Bhang Shop/Lassi Shop:
It attracts a steady flow of curious customers who are served by the aptly named Doctor Bhang. The prominent Lassi Shop (previously called the Government Authorized Bhang Shop), outside the first fort gate at Gopa Chowk, has been in business since 1977. The safari packs, promising a smooth camel ride, are popular with travelers. You may be astonished to discover that bhang is sold openly in Jaisalmer. There's a tempting array of bhang lassis (marijuana milkshakes) bhang cookies, cakes, chocolates and sweets, with potencies ranging from weak to strong.
Thar Heritage Museum:
If you're keen to lean about the history and folklore of Jaisalmer, Thar Heritage Museum is the place.
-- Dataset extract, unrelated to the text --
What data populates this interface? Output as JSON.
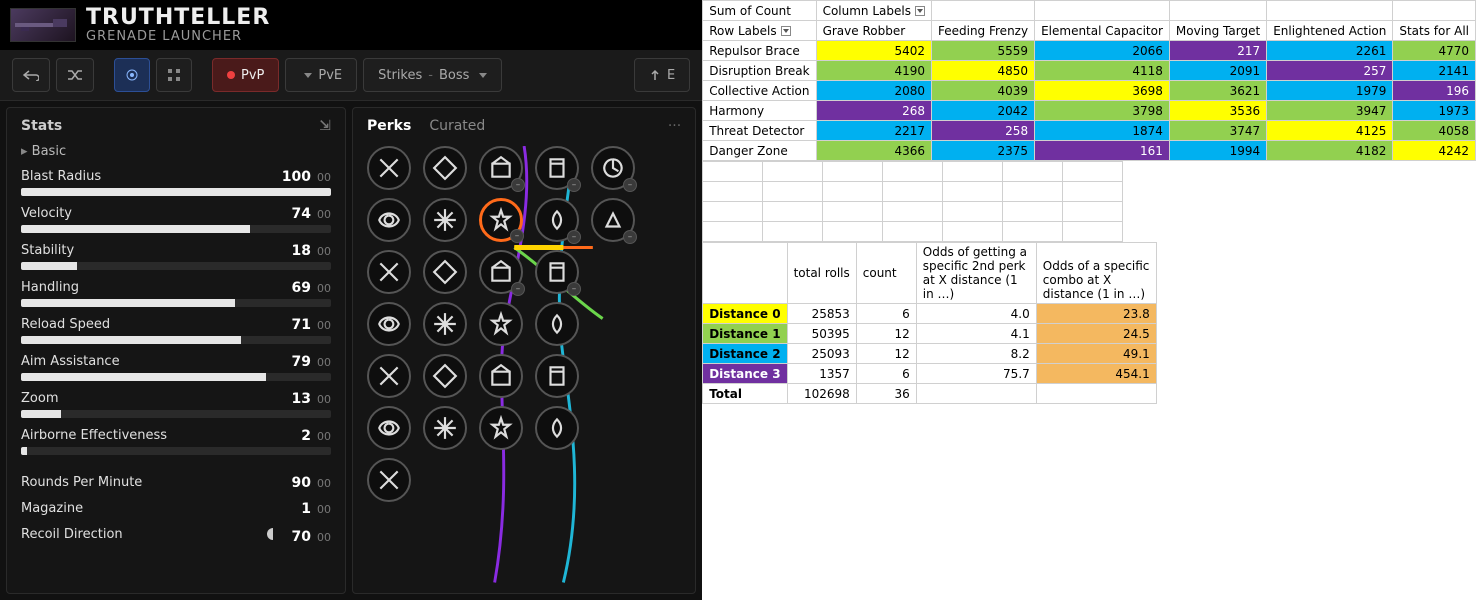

This small privately operated museum was set up by the characterful L N Khatri, owner of the nearby Desert Handicraft Emporium, and he gives informative and entertaining guided tours. The museum contains an eclectic assortment of artifacts, all collected by Mr Khatri over the course of his life. They include fossils, documents, portraits, photos, sculptures, coins, manuscripts, turbans, weapons, and kitchen equipment. There's a 40 rupees entrance fee. Puppet shows are often held there in the evenings, adding to the enchantment.
A camel safari will also give you the opportunity to witness the rustic, rural desert life of India. Most visitors take a camel safari -- it's the quintessential Jaisalmer experience! It's possible to go on a quick one day safari or a hardcore safari as long as 30 days! However, it's important that you choose the provider carefully as the safari business is extremely competitive and you definitely get what you pay for.